Wednesday, March 11, 2009

Gardening Stuff - I tried

There are some forsythia bushes along our sidewalk, which I may have mentioned here before. Sadly, they've never bloomed well that I recall, because we live in a condo complex, and the management hires the lawn care out to some folks who - when it comes to shrubs - have no clue. Everything gets the same treatment - a good serious pruning every winter. Take a few inches (or more) off the top, ignore the overgrown mass in the middle. Treat it all like a hedge. Not the thing to do if you want your forsythia to look like the gigantic bright-yellow balls of happiness that they can be. They have to be pruned after they bloom, otherwise the pruning takes the potential blooms off.

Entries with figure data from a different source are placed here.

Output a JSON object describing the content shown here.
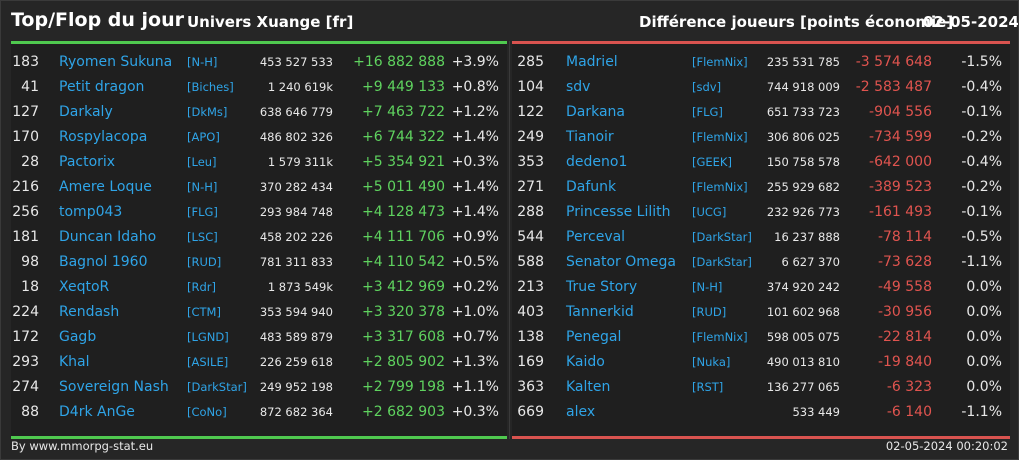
{
  "header": {
    "title": "Top/Flop du jour",
    "universe": "Univers Xuange [fr]",
    "subtitle": "Différence joueurs [points économie]",
    "date": "02-05-2024"
  },
  "colors": {
    "accent_top": "#4fc94f",
    "accent_flop": "#d9534f",
    "link": "#2fa4e7"
  },
  "top": [
    {
      "rank": "183",
      "name": "Ryomen Sukuna",
      "ally": "[N-H]",
      "points": "453 527 533",
      "diff": "+16 882 888",
      "pct": "+3.9%"
    },
    {
      "rank": "41",
      "name": "Petit dragon",
      "ally": "[Biches]",
      "points": "1 240 619k",
      "diff": "+9 449 133",
      "pct": "+0.8%"
    },
    {
      "rank": "127",
      "name": "Darkaly",
      "ally": "[DkMs]",
      "points": "638 646 779",
      "diff": "+7 463 722",
      "pct": "+1.2%"
    },
    {
      "rank": "170",
      "name": "Rospylacopa",
      "ally": "[APO]",
      "points": "486 802 326",
      "diff": "+6 744 322",
      "pct": "+1.4%"
    },
    {
      "rank": "28",
      "name": "Pactorix",
      "ally": "[Leu]",
      "points": "1 579 311k",
      "diff": "+5 354 921",
      "pct": "+0.3%"
    },
    {
      "rank": "216",
      "name": "Amere Loque",
      "ally": "[N-H]",
      "points": "370 282 434",
      "diff": "+5 011 490",
      "pct": "+1.4%"
    },
    {
      "rank": "256",
      "name": "tomp043",
      "ally": "[FLG]",
      "points": "293 984 748",
      "diff": "+4 128 473",
      "pct": "+1.4%"
    },
    {
      "rank": "181",
      "name": "Duncan Idaho",
      "ally": "[LSC]",
      "points": "458 202 226",
      "diff": "+4 111 706",
      "pct": "+0.9%"
    },
    {
      "rank": "98",
      "name": "Bagnol 1960",
      "ally": "[RUD]",
      "points": "781 311 833",
      "diff": "+4 110 542",
      "pct": "+0.5%"
    },
    {
      "rank": "18",
      "name": "XeqtoR",
      "ally": "[Rdr]",
      "points": "1 873 549k",
      "diff": "+3 412 969",
      "pct": "+0.2%"
    },
    {
      "rank": "224",
      "name": "Rendash",
      "ally": "[CTM]",
      "points": "353 594 940",
      "diff": "+3 320 378",
      "pct": "+1.0%"
    },
    {
      "rank": "172",
      "name": "Gagb",
      "ally": "[LGND]",
      "points": "483 589 879",
      "diff": "+3 317 608",
      "pct": "+0.7%"
    },
    {
      "rank": "293",
      "name": "Khal",
      "ally": "[ASILE]",
      "points": "226 259 618",
      "diff": "+2 805 902",
      "pct": "+1.3%"
    },
    {
      "rank": "274",
      "name": "Sovereign Nash",
      "ally": "[DarkStar]",
      "points": "249 952 198",
      "diff": "+2 799 198",
      "pct": "+1.1%"
    },
    {
      "rank": "88",
      "name": "D4rk AnGe",
      "ally": "[CoNo]",
      "points": "872 682 364",
      "diff": "+2 682 903",
      "pct": "+0.3%"
    }
  ],
  "flop": [
    {
      "rank": "285",
      "name": "Madriel",
      "ally": "[FlemNix]",
      "points": "235 531 785",
      "diff": "-3 574 648",
      "pct": "-1.5%"
    },
    {
      "rank": "104",
      "name": "sdv",
      "ally": "[sdv]",
      "points": "744 918 009",
      "diff": "-2 583 487",
      "pct": "-0.4%"
    },
    {
      "rank": "122",
      "name": "Darkana",
      "ally": "[FLG]",
      "points": "651 733 723",
      "diff": "-904 556",
      "pct": "-0.1%"
    },
    {
      "rank": "249",
      "name": "Tianoir",
      "ally": "[FlemNix]",
      "points": "306 806 025",
      "diff": "-734 599",
      "pct": "-0.2%"
    },
    {
      "rank": "353",
      "name": "dedeno1",
      "ally": "[GEEK]",
      "points": "150 758 578",
      "diff": "-642 000",
      "pct": "-0.4%"
    },
    {
      "rank": "271",
      "name": "Dafunk",
      "ally": "[FlemNix]",
      "points": "255 929 682",
      "diff": "-389 523",
      "pct": "-0.2%"
    },
    {
      "rank": "288",
      "name": "Princesse Lilith",
      "ally": "[UCG]",
      "points": "232 926 773",
      "diff": "-161 493",
      "pct": "-0.1%"
    },
    {
      "rank": "544",
      "name": "Perceval",
      "ally": "[DarkStar]",
      "points": "16 237 888",
      "diff": "-78 114",
      "pct": "-0.5%"
    },
    {
      "rank": "588",
      "name": "Senator Omega",
      "ally": "[DarkStar]",
      "points": "6 627 370",
      "diff": "-73 628",
      "pct": "-1.1%"
    },
    {
      "rank": "213",
      "name": "True Story",
      "ally": "[N-H]",
      "points": "374 920 242",
      "diff": "-49 558",
      "pct": "0.0%"
    },
    {
      "rank": "403",
      "name": "Tannerkid",
      "ally": "[RUD]",
      "points": "101 602 968",
      "diff": "-30 956",
      "pct": "0.0%"
    },
    {
      "rank": "138",
      "name": "Penegal",
      "ally": "[FlemNix]",
      "points": "598 005 075",
      "diff": "-22 814",
      "pct": "0.0%"
    },
    {
      "rank": "169",
      "name": "Kaido",
      "ally": "[Nuka]",
      "points": "490 013 810",
      "diff": "-19 840",
      "pct": "0.0%"
    },
    {
      "rank": "363",
      "name": "Kalten",
      "ally": "[RST]",
      "points": "136 277 065",
      "diff": "-6 323",
      "pct": "0.0%"
    },
    {
      "rank": "669",
      "name": "alex",
      "ally": "",
      "points": "533 449",
      "diff": "-6 140",
      "pct": "-1.1%"
    }
  ],
  "footer": {
    "credit": "By www.mmorpg-stat.eu",
    "timestamp": "02-05-2024 00:20:02"
  }
}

So, when the annual newsletter in December mentioned the pruning, I took some action. I emailed the management company and asked them to tell the grounds guys to not prune the forsythia. Lo and behold, they listened. The forsythias look nice and gangly, and were on track to be nice yellow bits of brightness in a gloomy spring.

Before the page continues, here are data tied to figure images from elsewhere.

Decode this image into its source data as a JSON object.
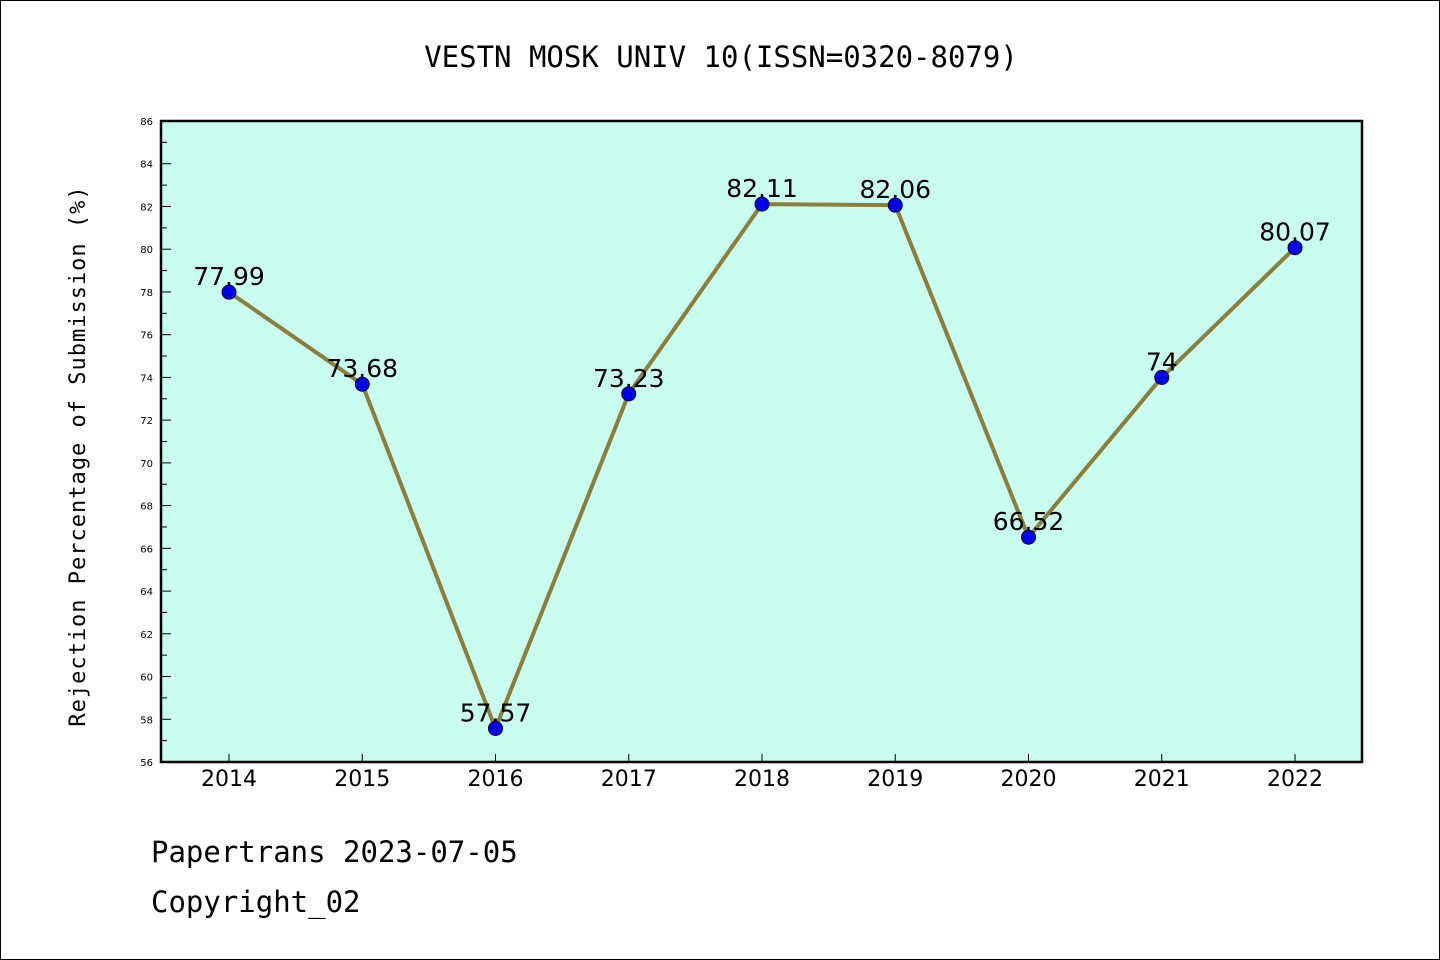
{
  "chart_data": {
    "type": "line",
    "title": "VESTN MOSK UNIV 10(ISSN=0320-8079)",
    "ylabel": "Rejection Percentage of Submission (%)",
    "xlabel": "",
    "categories": [
      "2014",
      "2015",
      "2016",
      "2017",
      "2018",
      "2019",
      "2020",
      "2021",
      "2022"
    ],
    "values": [
      77.99,
      73.68,
      57.57,
      73.23,
      82.11,
      82.06,
      66.52,
      74,
      80.07
    ],
    "data_labels": [
      "77.99",
      "73.68",
      "57.57",
      "73.23",
      "82.11",
      "82.06",
      "66.52",
      "74",
      "80.07"
    ],
    "ylim": [
      56,
      86
    ],
    "yticks": [
      56,
      58,
      60,
      62,
      64,
      66,
      68,
      70,
      72,
      74,
      76,
      78,
      80,
      82,
      84,
      86
    ],
    "grid": false,
    "colors": {
      "plot_background": "#c8fcee",
      "line": "#8b7d3a",
      "marker": "#0000ee",
      "marker_edge": "#000033"
    }
  },
  "footer": {
    "line1": "Papertrans 2023-07-05",
    "line2": "Copyright_02"
  }
}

Except that it's been uncommonly warm lately - the high yesterday was 68. And things were starting to attempt to bud out. Which would have been fine, if it hadn't been for the cold front yesterday, which gave us a low last night of 20. Yep, a 50-degree drop in about 12 hours. And now, I'm just hoping that the forsythia are more cold-hardy than I think, and weren't far enough along that this will squash them for the year.

I ran out last night after the 10:00 weather and clipped off a few foot-long sections, hoping to force them if nothing else. Only one of them looks like it has buds, though, so I have some more hope for the bushes themselves. I meant to go look at them today, but didn't get a chance.

Hope, hope.

I may have to write the management company again. I'm thinking of suggesting that they get some sort of list or map of what shrubs and perennials are here, and do a little more focused job of the pruning and care. Things like pruning times, dividing hostas, etc. Not sure how it'll go over, since it'll probably not be cheap. On the other hand, the county Extension has a Master Gardener program, and possibly someone might take this on as a project.

Then there's the indoor gardening. You can tell it's the end of winter.

My poor sad purple oxalis looks like toast. The green oxalis look better, so I'm not sure what's wrong.



One of my presumed Christmas Cactus has decided to put out one single bloom. No other buds. Given the unusual shape of the sections, I'm wondering if this one is an Easter Cactus instead.



And I managed to break a clay saucer, just by picking it up. Not sure how that happened, I've never seen it before, in a saucer that hadn't been dropped or stressed.